Be more concerned about this being like what Hollywood just pulled, where Spotify includes a usage clause that gives them the rights to the podcaster's voice in perpetuity.

[–] Chariotwheel@kbin.social 7 points 1 year ago

And, it doesn't even need to be wrong. Sometimes very innocent things have a specific meaning or connotation in certain languages.
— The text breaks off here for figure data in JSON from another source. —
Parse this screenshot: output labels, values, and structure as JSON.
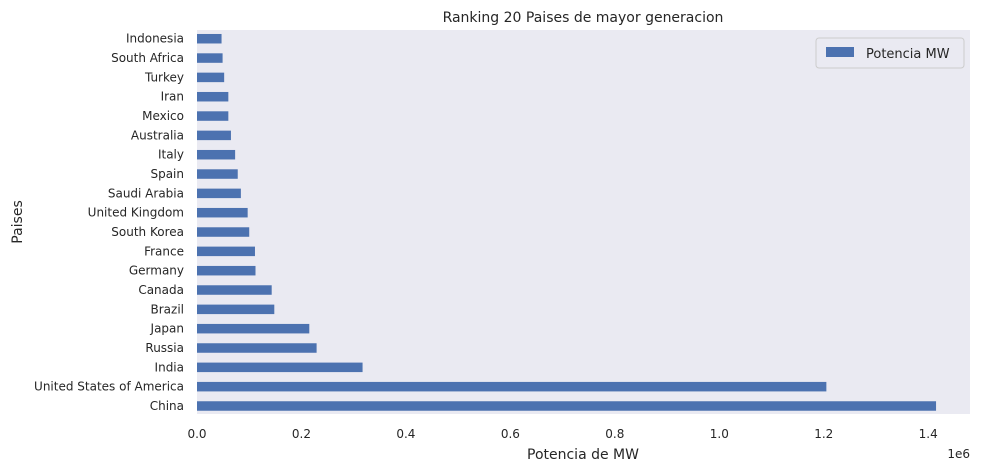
{
  "chart_data": {
    "type": "bar",
    "orientation": "horizontal",
    "title": "Ranking 20 Paises de mayor generacion",
    "xlabel": "Potencia de MW",
    "ylabel": "Paises",
    "x_offset_label": "1e6",
    "xlim": [
      0,
      1.48
    ],
    "xticks": [
      "0.0",
      "0.2",
      "0.4",
      "0.6",
      "0.8",
      "1.0",
      "1.2",
      "1.4"
    ],
    "grid": false,
    "legend_position": "top-right",
    "bar_color": "#4c72b0",
    "background_color": "#eaeaf2",
    "categories": [
      "China",
      "United States of America",
      "India",
      "Russia",
      "Japan",
      "Brazil",
      "Canada",
      "Germany",
      "France",
      "South Korea",
      "United Kingdom",
      "Saudi Arabia",
      "Spain",
      "Italy",
      "Australia",
      "Mexico",
      "Iran",
      "Turkey",
      "South Africa",
      "Indonesia"
    ],
    "series": [
      {
        "name": "Potencia MW",
        "values": [
          1.415,
          1.205,
          0.317,
          0.229,
          0.215,
          0.148,
          0.143,
          0.112,
          0.111,
          0.1,
          0.097,
          0.084,
          0.078,
          0.073,
          0.065,
          0.06,
          0.06,
          0.052,
          0.049,
          0.047
        ]
      }
    ]
  }
}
Be it innuendos or euphemisms.

Using 3/5 in connection with Black people would mean basically nothing in Germany, but would perk up ears in the USA. On the other hand 18 and 88 is not that well known in the USA as anything particular, but in Germany you can't have it easily on your car plate, especially if you're from Hamburg (HH).
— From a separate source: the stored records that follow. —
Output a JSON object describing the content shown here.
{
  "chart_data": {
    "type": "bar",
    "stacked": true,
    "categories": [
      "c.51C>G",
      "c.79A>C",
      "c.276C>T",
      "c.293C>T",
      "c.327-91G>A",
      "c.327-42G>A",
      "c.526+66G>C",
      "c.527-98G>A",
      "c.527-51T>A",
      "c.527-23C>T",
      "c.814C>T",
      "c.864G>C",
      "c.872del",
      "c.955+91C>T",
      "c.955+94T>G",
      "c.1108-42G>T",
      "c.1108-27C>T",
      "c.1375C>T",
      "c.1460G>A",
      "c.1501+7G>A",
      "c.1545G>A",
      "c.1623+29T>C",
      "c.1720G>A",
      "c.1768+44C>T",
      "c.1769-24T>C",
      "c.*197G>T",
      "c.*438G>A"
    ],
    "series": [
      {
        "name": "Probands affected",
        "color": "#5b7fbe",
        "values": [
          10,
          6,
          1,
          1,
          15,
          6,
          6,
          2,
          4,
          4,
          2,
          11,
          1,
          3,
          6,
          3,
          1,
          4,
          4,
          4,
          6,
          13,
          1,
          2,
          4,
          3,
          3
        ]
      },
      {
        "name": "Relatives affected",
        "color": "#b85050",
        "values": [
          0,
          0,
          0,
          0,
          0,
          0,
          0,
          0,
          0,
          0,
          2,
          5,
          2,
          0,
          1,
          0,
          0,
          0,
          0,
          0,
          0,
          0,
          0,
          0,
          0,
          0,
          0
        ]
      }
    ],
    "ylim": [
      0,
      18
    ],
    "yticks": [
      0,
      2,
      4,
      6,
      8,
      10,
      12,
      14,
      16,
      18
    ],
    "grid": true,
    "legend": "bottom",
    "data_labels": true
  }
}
So you could quite correctly translate things, but they still get a different connotation depending on culture and language.

Perhaps that could be resolved by a disclaimer. Something like, "The following lyrics were generated by an AI and thus may be mistranslated." It wouldn't be perfect, but it might help.

[–] otter@lemmy.ca 6 points 1 year ago* (last edited 1 year ago) (1 children)

It would help with accessibility, and it might help protect some lesser spoken languages because those people can grow an audience as well.

The tech will develop regardless and people will abuse it for other means, at least this one feels like a positive use as opposed to say, a company making its own podcast series with a stolen voice.

If the creator can choose to generate other languages for their own voice, that's probably fine?

[–] AProfessional@lemmy.world 5 points 1 year ago

In the short term, AI is only trained on popular languages like Spanish. It will not help less common ones.

[–] Bitrot@lemmy.sdf.org 5 points 1 year ago (1 children)

Currently it’s an opt-in tool, and I don’t think it is likely OpenAI or Spotify blatantly steal voices. The fact that the tech exists enables that though, a podcast is a perfect training tool for it. But you can’t really uncreate it.

It’s also the sort of thing that unions have been fighting. It improves the technology and makes it an easier sell for any studios or producers to use it elsewhere, like to replace the need to pay a celebrity to come in and record radio station call outs, and long term this specifically takes away jobs from people who translate and dub audio.

IMO it’s good it’s opt-in but ultimately anti-human.

[–] Fiivemacs@lemmy.ca 3 points 1 year ago (1 children)

100% chance they already stole voices and sold them to either data harvesting or to sell and train ai models and never passed that money along.

[–] Bitrot@lemmy.sdf.org 2 points 1 year ago

Im sure OpenAI has downloaded a ton of podcasts for training, but more specifically when I talk about stealing I am mostly talking about using their voices for other unauthorized work, like suddenly they are announcing train stops.

[–] nix@merv.news 4 points 1 year ago (1 children)

Anyone can copy there voices without permission currently. Seems more like a useful service as long as the terms and conditions don’t include anything about signing your rights away by using it

[–] Fredselfish@lemmy.world 2 points 1 year ago

Oh sure it has that provision that it becomes property of Spotify and they can use it however they like.